Joy doesn’t betray but sustains activism. And when you face a politics that aspires to make you fearful, alienated, and isolated, joy is a fine initial act of insurrection.

— Rebecca Solnit, Hope in the Dark, p. 24

Job’s Depression

July 5th, 2017

It is important to realize that nowhere in this book are we given reason to believe that Job’s depression, in and of itself, is ever viewed by the Lord as being his own “fault.” On the contrary, in view of the clear mandate for unlimited harassment (short of death) given to Satan in the Prologue, we are constrained to see Job’s psychic trauma as part and parcel with his other trials, just one more of the Devil’s assaults upon his faith. In fact the message that begins to unfold in Chapter 3 is that depression in a believer, far from being unforgivable, is one of the things that the Lord is most ready and eager to forgive.
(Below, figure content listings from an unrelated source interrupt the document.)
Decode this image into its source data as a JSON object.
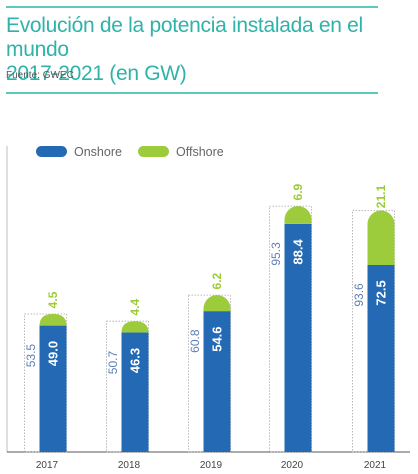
{
  "header": {
    "title_line1": "Evolución de la potencia instalada en el mundo",
    "title_line2": "2017-2021 (en GW)",
    "source": "Fuente: GWEC"
  },
  "colors": {
    "accent": "#2fb3a8",
    "onshore": "#2469b3",
    "offshore": "#9ccb3b",
    "total_label": "#5b7fb5"
  },
  "chart_data": {
    "type": "bar",
    "stacked": true,
    "categories": [
      "2017",
      "2018",
      "2019",
      "2020",
      "2021"
    ],
    "series": [
      {
        "name": "Onshore",
        "values": [
          49.0,
          46.3,
          54.6,
          88.4,
          72.5
        ],
        "labels": [
          "49.0",
          "46.3",
          "54.6",
          "88.4",
          "72.5"
        ]
      },
      {
        "name": "Offshore",
        "values": [
          4.5,
          4.4,
          6.2,
          6.9,
          21.1
        ],
        "labels": [
          "4.5",
          "4.4",
          "6.2",
          "6.9",
          "21.1"
        ]
      }
    ],
    "totals": [
      53.5,
      50.7,
      60.8,
      95.3,
      93.6
    ],
    "total_labels": [
      "53.5",
      "50.7",
      "60.8",
      "95.3",
      "93.6"
    ],
    "legend_position": "top-left",
    "ylim": [
      0,
      110
    ]
  }
}
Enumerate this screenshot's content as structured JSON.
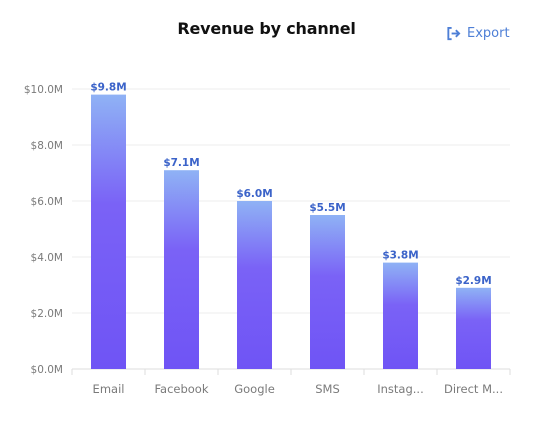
{
  "header": {
    "title": "Revenue by channel",
    "export_label": "Export",
    "export_icon": "export-icon"
  },
  "colors": {
    "bar_top": "#8fb2f5",
    "bar_bottom": "#6f54f5",
    "data_label": "#3b63c9",
    "grid": "#eeeeee",
    "accent": "#4e7fd6"
  },
  "chart_data": {
    "type": "bar",
    "title": "Revenue by channel",
    "xlabel": "",
    "ylabel": "",
    "categories": [
      "Email",
      "Facebook",
      "Google",
      "SMS",
      "Instag...",
      "Direct M..."
    ],
    "values": [
      9.8,
      7.1,
      6.0,
      5.5,
      3.8,
      2.9
    ],
    "data_labels": [
      "$9.8M",
      "$7.1M",
      "$6.0M",
      "$5.5M",
      "$3.8M",
      "$2.9M"
    ],
    "ylim": [
      0,
      10
    ],
    "yticks": [
      0,
      2,
      4,
      6,
      8,
      10
    ],
    "ytick_labels": [
      "$0.0M",
      "$2.0M",
      "$4.0M",
      "$6.0M",
      "$8.0M",
      "$10.0M"
    ],
    "grid": true,
    "legend": "none"
  }
}
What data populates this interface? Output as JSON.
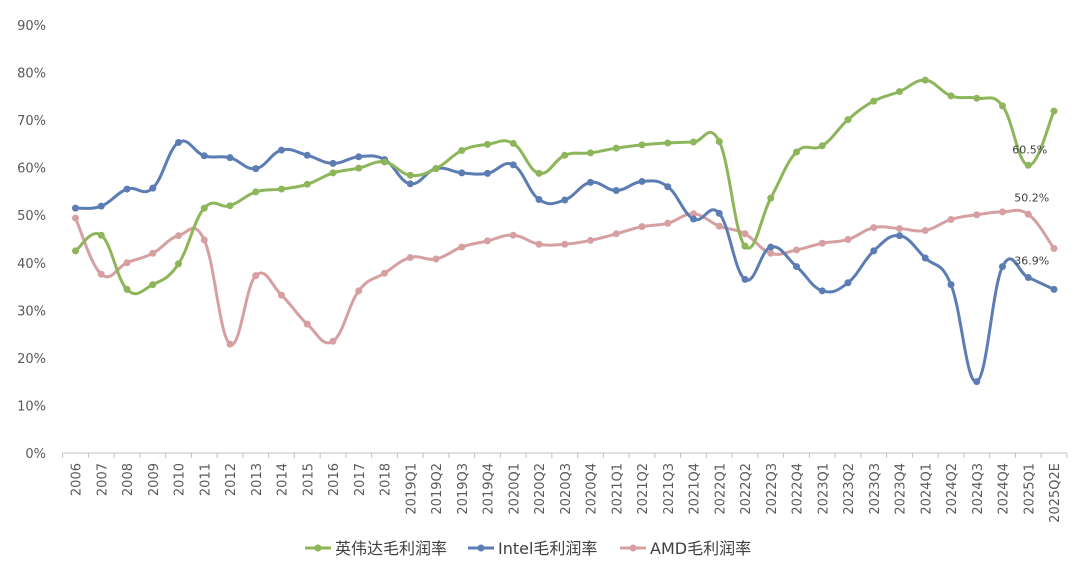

It may even be something that does not call for forgiveness at all, and far from being a sign of loss of faith it may actually demonstrate the presence of the sort of genuine and deeply searching faith that God always honors.

— Mike Mason, The Gospel According to Job, p. 59-60

Women’s Stories Matter.

July 4th, 2017

Women’s stories matter, the stories we write, the stories we read – the big-deal winners of literary prizes, and Harlequin romances, and documentaries, and soap operas, and PBS investigations, and Lifetime movies of the week. Women’s stories matter. They tell us who we are, they give us places to explore our problems, to try on identities and imagine happy endings. They entertain us, they divert us, they comfort us when we’re lonely or alone. Women’s stories matter. And women matter, too.